Why Pre-Shipment Inspection Matters
The alternative to a PSI is discovering quality problems after your goods have cleared Chinese customs — at which point your options are expensive and time-consuming. Rework in China, return shipment, or accepting and selling defective goods.
A PSI catches problems while they're still the factory's problem. Done correctly, it gives you leverage to demand rework before you release final payment.
Choosing an Inspection Company
The major international inspection firms operating in China include:
- Bureau Veritas (BV) — Global leader, broad product coverage
- SGS — Strong in consumer goods and food safety
- Intertek — Good coverage in textiles and electronics
- QIMA — Tech-forward, strong digital reporting, competitive pricing
- Asia Inspection / API — Competitive rates, good GBA coverage
For most buyers, QIMA or Asia Inspection offer the best price-to-service ratio. Bureau Veritas and SGS are appropriate when your buyer (a major retailer) specifies a particular firm.
What Is AQL Sampling?
AQL (Acceptable Quality Level) is the statistical sampling methodology used to determine how many units to inspect from a production run — and how many defects are acceptable before rejecting the lot.
Standard AQL levels for consumer goods:
- Critical defects (safety risks): AQL 0 — any critical defect fails the inspection
- Major defects (affect function or appearance significantly): AQL 2.5 — typically acceptable
- Minor defects (cosmetic issues): AQL 4.0 — typically acceptable
For example, on a production run of 1,200 units, AQL 2.5 requires inspecting 80 units. If more than 5 major defects are found in those 80 units, the lot fails.
What Inspectors Check
A standard pre-shipment inspection covers:
- Product appearance and workmanship
- Dimensions and weight against your specifications
- Quantity verification (count the units)
- Packaging integrity and labelling accuracy
- Function testing (for products with functional requirements)
- Barcode scanning (if applicable)
- Carton drop test
You should prepare a detailed inspection checklist with your specifications, defect definitions, and photos of acceptable vs. unacceptable quality. The more specific your brief, the more useful the inspection report.
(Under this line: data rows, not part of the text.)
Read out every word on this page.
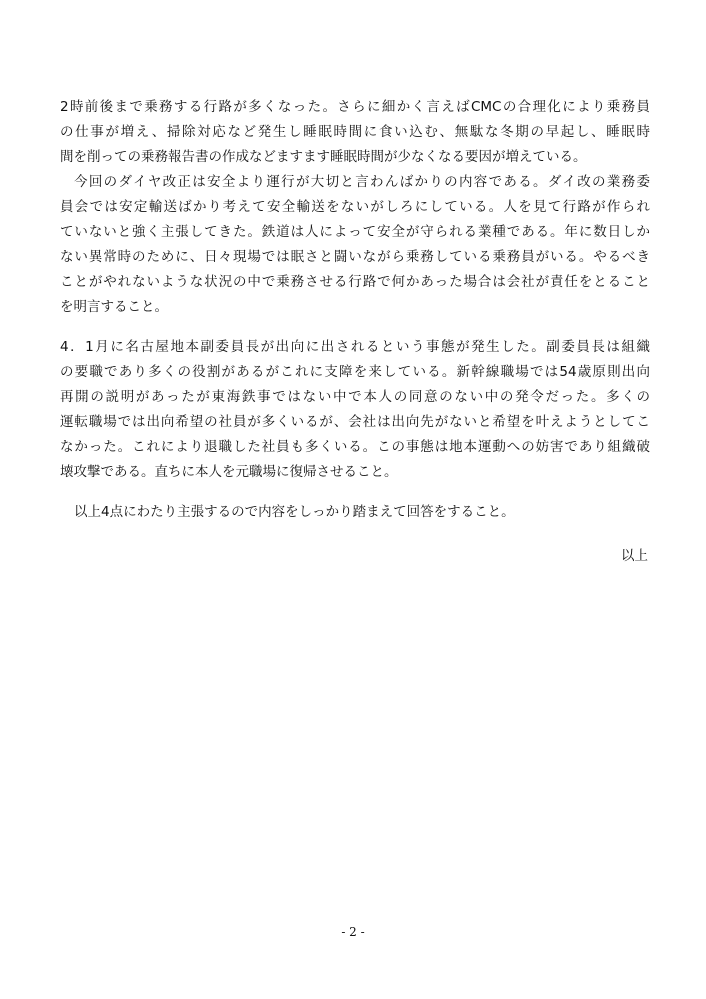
2時前後まで乗務する行路が多くなった。さらに細かく言えばCMCの合理化により乗務員
の仕事が増え、掃除対応など発生し睡眠時間に食い込む、無駄な冬期の早起し、睡眠時
間を削っての乗務報告書の作成などますます睡眠時間が少なくなる要因が増えている。
今回のダイヤ改正は安全より運行が大切と言わんばかりの内容である。ダイ改の業務委
員会では安定輸送ばかり考えて安全輸送をないがしろにしている。人を見て行路が作られ
ていないと強く主張してきた。鉄道は人によって安全が守られる業種である。年に数日しか
ない異常時のために、日々現場では眠さと闘いながら乗務している乗務員がいる。やるべき
ことがやれないような状況の中で乗務させる行路で何かあった場合は会社が責任をとること
を明言すること。
4．1月に名古屋地本副委員長が出向に出されるという事態が発生した。副委員長は組織
の要職であり多くの役割があるがこれに支障を来している。新幹線職場では54歳原則出向
再開の説明があったが東海鉄事ではない中で本人の同意のない中の発令だった。多くの
運転職場では出向希望の社員が多くいるが、会社は出向先がないと希望を叶えようとしてこ
なかった。これにより退職した社員も多くいる。この事態は地本運動への妨害であり組織破
壊攻撃である。直ちに本人を元職場に復帰させること。
以上4点にわたり主張するので内容をしっかり踏まえて回答をすること。
以上
- 2 -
Handling a Failed Inspection
If your inspection report shows a fail:
- Don't release final payment
- Review the inspection report in detail — understand exactly what failed and why
- Communicate the specific failures to the factory in writing
- Agree a rework plan with timeline and re-inspection
- Schedule a re-inspection (at additional cost, but worth it)
Most factories will rework without argument if the defects are clearly documented by a third-party inspector. The inspection report is your objective evidence — use it.